For molecular identification, Vero cell cultures showing lytic activity were pelleted and processed by using a Qiagen Rneasy mini protocol. The Rneasy column was eluted twice with 40 µL of RNase-free cell culture water. Two microliters of the column eluate was reverse transcriptase amplified by using the Perkin-Elmer GeneAmp EZ rTh RNA PCR kit (Norwalk, CN). Three sets of primers representing five primer sites unique to WN virus were used for redundancy: 1) WN-233F (GACTGAAGAGGGCAATGTTGAGC) and WN-1189R (GCAATAACTGCGGACYTCTGC); 2) WN-200F (TCAATATGCTAAAACGCGG) and WN-540R (TTAGAGAGGGTAACTGCTCC); and 3) WN-451F (GTGCTATCAATCGGCGGAGCTC) and 540R. Gene amplification was done on an MJ Research PTC-200 DNA Engine (Waltham, MA). The protocol was as follows: 60°C for 30 min, 94°C for 2 min followed by 40 cycles of 94°C for 45 sec, 50°C for 30 sec, and 60°C for 1 min 30 sec. PCR product was run in a 1.5% agarose gel stained with ethidium bromide and electrophoresed at 20 V/CM for approximately 1/2 hr. Band size was checked against the AmpliSize size markers from Bio-Rad Laboratories (Richmond, CA). All WN virus isolates were confirmed by RT-PCR.
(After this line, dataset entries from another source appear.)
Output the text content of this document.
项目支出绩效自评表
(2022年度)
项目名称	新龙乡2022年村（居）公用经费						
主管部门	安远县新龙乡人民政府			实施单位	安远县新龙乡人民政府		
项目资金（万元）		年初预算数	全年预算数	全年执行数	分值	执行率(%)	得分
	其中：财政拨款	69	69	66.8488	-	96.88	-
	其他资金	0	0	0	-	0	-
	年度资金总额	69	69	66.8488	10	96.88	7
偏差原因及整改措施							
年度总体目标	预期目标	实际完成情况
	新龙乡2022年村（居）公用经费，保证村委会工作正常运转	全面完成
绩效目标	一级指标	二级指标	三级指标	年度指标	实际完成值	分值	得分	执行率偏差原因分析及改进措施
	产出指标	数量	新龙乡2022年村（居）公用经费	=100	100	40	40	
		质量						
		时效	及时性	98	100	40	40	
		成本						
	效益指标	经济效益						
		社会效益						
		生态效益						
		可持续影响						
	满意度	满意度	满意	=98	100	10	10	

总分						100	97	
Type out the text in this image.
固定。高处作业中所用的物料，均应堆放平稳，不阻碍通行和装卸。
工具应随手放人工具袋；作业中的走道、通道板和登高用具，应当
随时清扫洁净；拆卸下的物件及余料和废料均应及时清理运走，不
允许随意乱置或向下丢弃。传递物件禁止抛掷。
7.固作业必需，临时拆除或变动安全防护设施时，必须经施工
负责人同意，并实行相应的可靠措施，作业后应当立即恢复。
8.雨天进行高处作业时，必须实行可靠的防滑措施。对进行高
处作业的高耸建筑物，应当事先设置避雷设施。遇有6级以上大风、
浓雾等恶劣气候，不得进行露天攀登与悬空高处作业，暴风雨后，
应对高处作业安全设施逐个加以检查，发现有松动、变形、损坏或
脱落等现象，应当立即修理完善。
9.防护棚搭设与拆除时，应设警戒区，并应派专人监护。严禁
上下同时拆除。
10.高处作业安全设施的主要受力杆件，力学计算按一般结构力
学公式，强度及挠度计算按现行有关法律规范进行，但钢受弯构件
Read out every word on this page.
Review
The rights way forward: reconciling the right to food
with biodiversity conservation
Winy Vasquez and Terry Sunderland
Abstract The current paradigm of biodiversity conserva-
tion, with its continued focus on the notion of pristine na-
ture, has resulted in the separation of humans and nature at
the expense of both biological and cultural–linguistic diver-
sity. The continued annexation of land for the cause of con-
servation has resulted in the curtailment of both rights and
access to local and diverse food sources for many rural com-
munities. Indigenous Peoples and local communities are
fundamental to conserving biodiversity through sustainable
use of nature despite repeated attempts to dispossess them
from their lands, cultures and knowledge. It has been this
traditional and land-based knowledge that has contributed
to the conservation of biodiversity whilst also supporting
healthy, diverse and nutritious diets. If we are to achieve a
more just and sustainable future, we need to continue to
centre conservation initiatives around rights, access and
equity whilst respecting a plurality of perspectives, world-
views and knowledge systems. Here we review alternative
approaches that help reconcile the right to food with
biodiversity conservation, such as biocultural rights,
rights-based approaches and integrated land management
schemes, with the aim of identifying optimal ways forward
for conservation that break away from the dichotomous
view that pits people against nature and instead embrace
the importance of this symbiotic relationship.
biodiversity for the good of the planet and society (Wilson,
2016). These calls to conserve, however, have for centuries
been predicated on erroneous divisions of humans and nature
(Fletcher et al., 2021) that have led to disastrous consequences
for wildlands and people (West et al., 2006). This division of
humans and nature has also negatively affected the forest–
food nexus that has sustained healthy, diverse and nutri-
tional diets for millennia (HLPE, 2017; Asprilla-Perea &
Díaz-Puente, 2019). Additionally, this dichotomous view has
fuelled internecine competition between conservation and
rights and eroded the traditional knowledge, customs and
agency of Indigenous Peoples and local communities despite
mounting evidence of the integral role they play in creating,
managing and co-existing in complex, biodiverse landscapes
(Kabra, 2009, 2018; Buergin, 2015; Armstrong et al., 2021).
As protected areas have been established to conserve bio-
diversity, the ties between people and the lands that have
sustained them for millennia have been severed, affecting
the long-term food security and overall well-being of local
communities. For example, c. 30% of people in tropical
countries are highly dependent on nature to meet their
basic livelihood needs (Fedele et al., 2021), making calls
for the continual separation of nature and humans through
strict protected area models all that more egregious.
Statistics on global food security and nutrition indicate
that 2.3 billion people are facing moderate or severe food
Mosquito collection data are summarized in Table 1. A total of 137,199 female mosquitoes representing 32 species in eight genera were collected from the field, identified, and processed for virus isolation. Fifteen species of Ochlerotatus (formally Aedes) and two species of Aedes were collected, among which Ochlerotatus canadensis and Oc. trivittatus were the most abundant, followed by Aedes cinereus, Oc. sticticus, Ae. vexans, and Oc. taeniorhychus. With the exception of Oc. taeniorhychus (a salt marsh inhabitant) and to a lesser degree Oc. sticticus, each of these species was widely distributed. Of four species of Culex collected, Cx. salinarius was the most numerous. Cx. pipiens and Culex restuans were less abundant but were equal in number. Other notably abundant species included Coquillettidia perturbans, Culiseta melanura, Anopheles punctipennis, and Psorophora ferox.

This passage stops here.